Mme Marie-George Buffet. Ce n’est pas ce que j’ai dit !

M. Pierre Lellouche. La loi Veil permettait cet équilibre. J’engage mes collègues à éviter de se diviser.

Je regrette à la fois les propos qui ont été tenus dans certains cas et qui nous font passer pour les plus rétrogrades des Français et d’autres qui, à l’inverse, voudraient nous ramener à la période d’avant la loi Veil.

Ce que je regrette, c’est que loin de faire progresser la cause des femmes, ce débat fait reculer la société en la divisant.

M. Michel Ménard. C’est vous qui créez les conditions de ce recul !

M. Pierre Lellouche. Est-ce là l’objectif que vous avez souhaité obtenir ? Vous l’avez obtenu.

M. le président. La parole est à M. Philippe Gosselin.

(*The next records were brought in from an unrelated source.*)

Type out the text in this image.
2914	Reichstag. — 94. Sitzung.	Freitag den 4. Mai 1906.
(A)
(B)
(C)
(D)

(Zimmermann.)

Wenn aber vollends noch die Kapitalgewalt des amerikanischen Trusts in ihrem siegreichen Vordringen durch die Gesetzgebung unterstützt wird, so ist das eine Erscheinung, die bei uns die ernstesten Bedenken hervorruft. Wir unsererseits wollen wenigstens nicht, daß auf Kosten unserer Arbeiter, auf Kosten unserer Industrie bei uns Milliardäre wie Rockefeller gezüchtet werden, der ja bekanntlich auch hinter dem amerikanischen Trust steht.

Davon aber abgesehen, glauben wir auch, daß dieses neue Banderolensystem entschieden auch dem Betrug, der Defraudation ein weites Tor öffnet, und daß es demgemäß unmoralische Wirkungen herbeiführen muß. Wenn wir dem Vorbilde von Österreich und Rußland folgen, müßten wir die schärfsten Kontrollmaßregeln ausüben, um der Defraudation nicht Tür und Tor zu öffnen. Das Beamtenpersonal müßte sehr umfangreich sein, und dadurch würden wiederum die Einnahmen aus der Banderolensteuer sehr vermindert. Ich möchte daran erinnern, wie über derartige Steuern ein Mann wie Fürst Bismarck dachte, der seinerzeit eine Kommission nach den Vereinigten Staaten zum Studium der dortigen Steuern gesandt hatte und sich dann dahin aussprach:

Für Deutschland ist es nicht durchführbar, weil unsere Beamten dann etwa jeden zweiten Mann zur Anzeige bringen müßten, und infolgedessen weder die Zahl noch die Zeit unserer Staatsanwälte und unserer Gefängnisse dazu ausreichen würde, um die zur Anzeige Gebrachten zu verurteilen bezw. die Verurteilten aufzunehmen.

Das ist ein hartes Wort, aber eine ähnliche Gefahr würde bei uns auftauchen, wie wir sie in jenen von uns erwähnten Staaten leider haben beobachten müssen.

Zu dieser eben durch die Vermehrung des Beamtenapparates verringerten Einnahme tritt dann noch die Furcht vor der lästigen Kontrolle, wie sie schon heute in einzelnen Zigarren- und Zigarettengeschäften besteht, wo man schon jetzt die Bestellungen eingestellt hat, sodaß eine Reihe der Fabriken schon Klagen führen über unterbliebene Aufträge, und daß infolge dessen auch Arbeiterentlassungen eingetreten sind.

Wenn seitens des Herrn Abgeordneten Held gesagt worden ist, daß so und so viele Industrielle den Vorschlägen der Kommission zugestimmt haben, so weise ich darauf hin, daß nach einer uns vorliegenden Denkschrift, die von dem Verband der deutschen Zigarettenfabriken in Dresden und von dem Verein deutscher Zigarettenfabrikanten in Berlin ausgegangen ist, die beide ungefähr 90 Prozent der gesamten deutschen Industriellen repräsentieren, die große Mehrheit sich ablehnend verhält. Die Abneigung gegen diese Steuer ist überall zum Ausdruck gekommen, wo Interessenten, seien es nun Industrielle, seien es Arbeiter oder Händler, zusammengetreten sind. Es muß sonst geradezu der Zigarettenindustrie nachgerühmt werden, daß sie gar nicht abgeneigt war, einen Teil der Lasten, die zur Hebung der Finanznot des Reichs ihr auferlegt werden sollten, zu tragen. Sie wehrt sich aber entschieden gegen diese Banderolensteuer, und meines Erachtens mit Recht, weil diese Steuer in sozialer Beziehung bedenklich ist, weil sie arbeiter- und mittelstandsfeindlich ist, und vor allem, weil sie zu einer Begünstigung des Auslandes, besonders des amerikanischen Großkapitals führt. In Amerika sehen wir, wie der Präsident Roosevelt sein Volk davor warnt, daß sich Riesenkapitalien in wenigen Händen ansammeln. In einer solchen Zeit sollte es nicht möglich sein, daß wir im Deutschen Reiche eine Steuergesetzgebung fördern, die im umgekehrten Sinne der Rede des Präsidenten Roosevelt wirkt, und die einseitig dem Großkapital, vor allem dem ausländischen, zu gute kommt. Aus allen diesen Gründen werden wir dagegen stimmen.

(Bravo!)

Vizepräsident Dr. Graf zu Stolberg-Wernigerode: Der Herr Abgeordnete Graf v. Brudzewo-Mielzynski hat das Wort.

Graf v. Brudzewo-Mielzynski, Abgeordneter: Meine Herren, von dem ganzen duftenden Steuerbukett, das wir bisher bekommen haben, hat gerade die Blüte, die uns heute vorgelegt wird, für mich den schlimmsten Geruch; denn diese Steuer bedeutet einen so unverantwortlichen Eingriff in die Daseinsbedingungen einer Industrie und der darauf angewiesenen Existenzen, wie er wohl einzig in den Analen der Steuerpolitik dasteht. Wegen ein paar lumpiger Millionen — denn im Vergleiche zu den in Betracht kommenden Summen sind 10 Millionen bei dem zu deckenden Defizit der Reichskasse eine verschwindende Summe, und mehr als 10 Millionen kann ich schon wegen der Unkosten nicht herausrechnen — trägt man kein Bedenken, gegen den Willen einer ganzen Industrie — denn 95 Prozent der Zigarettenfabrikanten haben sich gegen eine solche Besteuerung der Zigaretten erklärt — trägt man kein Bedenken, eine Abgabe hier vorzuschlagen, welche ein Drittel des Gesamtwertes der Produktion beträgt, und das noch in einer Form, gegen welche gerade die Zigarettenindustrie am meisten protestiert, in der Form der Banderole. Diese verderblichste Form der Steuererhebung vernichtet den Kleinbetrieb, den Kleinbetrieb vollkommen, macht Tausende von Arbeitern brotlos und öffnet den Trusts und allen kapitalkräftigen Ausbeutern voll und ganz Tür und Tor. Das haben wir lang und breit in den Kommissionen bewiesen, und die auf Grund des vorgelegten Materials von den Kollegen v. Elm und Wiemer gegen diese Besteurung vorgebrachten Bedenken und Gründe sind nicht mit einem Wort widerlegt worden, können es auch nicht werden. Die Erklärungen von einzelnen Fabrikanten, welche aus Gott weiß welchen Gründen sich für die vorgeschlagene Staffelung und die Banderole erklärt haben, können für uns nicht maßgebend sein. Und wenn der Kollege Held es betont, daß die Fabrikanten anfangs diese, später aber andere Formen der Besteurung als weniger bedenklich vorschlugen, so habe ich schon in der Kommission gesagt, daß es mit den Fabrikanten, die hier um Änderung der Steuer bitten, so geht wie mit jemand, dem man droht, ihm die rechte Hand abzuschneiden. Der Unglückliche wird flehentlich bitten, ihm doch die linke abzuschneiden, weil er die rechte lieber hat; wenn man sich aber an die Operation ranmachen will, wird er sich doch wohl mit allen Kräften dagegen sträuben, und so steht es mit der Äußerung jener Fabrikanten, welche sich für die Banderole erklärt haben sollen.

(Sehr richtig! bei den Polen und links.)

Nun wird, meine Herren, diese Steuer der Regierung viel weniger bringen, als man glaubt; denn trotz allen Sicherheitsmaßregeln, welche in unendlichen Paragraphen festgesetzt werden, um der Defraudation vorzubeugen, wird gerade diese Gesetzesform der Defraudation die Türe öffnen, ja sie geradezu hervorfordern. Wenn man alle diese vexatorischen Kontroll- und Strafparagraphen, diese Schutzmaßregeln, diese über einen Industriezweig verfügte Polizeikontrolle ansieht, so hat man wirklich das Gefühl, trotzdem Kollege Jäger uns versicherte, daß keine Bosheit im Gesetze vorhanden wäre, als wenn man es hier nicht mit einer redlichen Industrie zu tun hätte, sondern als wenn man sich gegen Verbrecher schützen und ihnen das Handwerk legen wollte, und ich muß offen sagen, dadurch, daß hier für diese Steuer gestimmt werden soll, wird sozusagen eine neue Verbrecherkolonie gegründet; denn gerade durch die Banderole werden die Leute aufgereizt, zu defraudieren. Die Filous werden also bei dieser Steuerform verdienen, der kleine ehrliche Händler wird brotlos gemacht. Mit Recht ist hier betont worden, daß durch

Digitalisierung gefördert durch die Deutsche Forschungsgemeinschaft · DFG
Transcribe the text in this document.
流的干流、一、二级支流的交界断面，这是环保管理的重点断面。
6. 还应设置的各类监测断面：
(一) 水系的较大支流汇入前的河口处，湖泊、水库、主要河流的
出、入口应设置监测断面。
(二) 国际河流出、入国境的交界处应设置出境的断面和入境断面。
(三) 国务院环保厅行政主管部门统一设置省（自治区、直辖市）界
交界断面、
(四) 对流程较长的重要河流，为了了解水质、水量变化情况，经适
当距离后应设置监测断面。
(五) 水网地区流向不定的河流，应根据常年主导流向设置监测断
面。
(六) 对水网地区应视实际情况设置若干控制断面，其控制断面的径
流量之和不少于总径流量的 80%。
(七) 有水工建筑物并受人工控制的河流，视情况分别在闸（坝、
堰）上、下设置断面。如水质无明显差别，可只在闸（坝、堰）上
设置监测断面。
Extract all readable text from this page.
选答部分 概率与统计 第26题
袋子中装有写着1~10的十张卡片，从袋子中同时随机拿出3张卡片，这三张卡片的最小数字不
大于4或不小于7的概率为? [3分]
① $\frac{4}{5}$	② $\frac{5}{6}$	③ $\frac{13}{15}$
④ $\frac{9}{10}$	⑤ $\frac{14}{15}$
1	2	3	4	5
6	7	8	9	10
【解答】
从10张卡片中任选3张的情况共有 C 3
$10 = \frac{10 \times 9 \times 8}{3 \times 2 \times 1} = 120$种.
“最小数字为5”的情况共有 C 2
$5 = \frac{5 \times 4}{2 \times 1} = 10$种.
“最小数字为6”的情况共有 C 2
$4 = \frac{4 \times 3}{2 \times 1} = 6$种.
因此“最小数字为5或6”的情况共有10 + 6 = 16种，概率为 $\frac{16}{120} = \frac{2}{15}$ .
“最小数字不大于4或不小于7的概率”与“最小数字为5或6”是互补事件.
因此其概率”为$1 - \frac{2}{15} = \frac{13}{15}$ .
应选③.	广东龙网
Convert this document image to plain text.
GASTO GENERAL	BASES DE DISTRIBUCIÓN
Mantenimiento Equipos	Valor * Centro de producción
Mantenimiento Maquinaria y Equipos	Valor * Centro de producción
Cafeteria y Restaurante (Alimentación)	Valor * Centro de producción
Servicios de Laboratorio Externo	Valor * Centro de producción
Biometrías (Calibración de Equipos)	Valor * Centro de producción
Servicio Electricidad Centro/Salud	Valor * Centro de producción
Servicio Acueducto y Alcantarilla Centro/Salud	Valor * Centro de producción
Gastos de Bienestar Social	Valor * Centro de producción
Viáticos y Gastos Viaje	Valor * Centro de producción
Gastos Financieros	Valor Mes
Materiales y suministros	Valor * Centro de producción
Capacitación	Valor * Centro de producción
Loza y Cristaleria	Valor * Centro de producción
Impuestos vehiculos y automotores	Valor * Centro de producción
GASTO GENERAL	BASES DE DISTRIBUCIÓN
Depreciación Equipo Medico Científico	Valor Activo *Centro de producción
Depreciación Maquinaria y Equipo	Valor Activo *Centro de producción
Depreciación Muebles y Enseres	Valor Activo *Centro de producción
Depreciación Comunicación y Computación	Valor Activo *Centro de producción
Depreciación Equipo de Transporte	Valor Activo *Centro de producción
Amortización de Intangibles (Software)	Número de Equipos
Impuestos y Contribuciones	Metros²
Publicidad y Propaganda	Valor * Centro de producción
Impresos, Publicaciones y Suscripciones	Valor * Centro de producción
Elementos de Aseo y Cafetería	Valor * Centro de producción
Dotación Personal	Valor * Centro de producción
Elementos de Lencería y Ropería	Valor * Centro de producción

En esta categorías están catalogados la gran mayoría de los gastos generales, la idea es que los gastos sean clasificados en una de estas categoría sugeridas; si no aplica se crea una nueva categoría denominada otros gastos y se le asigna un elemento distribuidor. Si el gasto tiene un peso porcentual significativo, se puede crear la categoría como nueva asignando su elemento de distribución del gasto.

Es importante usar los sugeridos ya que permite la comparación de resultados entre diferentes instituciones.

M. Philippe Gosselin. Beaucoup de choses ont déjà été dites lors de la discussion sur cet article. Nul n’imaginait, quelques semaines avant Noël, que nous nous retrouverions au début de cette année, avec une certaine tension, pour un débat qui paraît presque surréaliste, en tout cas que nul n’avait vu venir. Nul ne l’avait vu venir pour la simple et bonne raison qu’il n’y avait pas de raison de rouvrir un débat, trente-neuf ans après l’adoption de la loi Veil dans des conditions que chacun connaît, qui avait donné lieu à nombre de passions. La loi Veil semblait acceptée, en tout cas par le plus grand nombre, sans qu’il soit question de revenir dessus. La France n’est pas l’Espagne, il n’y a pas de plan secret, de timing qui serait caché, de calendrier occulte qui conduirait l’opposition, UMP, UDI, à vouloir remettre le sujet sur le tapis.

Cela dit, je constate, et vous ne direz pas le contraire – vos bancs sont très nourris ce soir –, que vous avez un certain plaisir à vous retrouver sur ces bancs. C’est sans doute l’occasion de serrer un peu les coudes,…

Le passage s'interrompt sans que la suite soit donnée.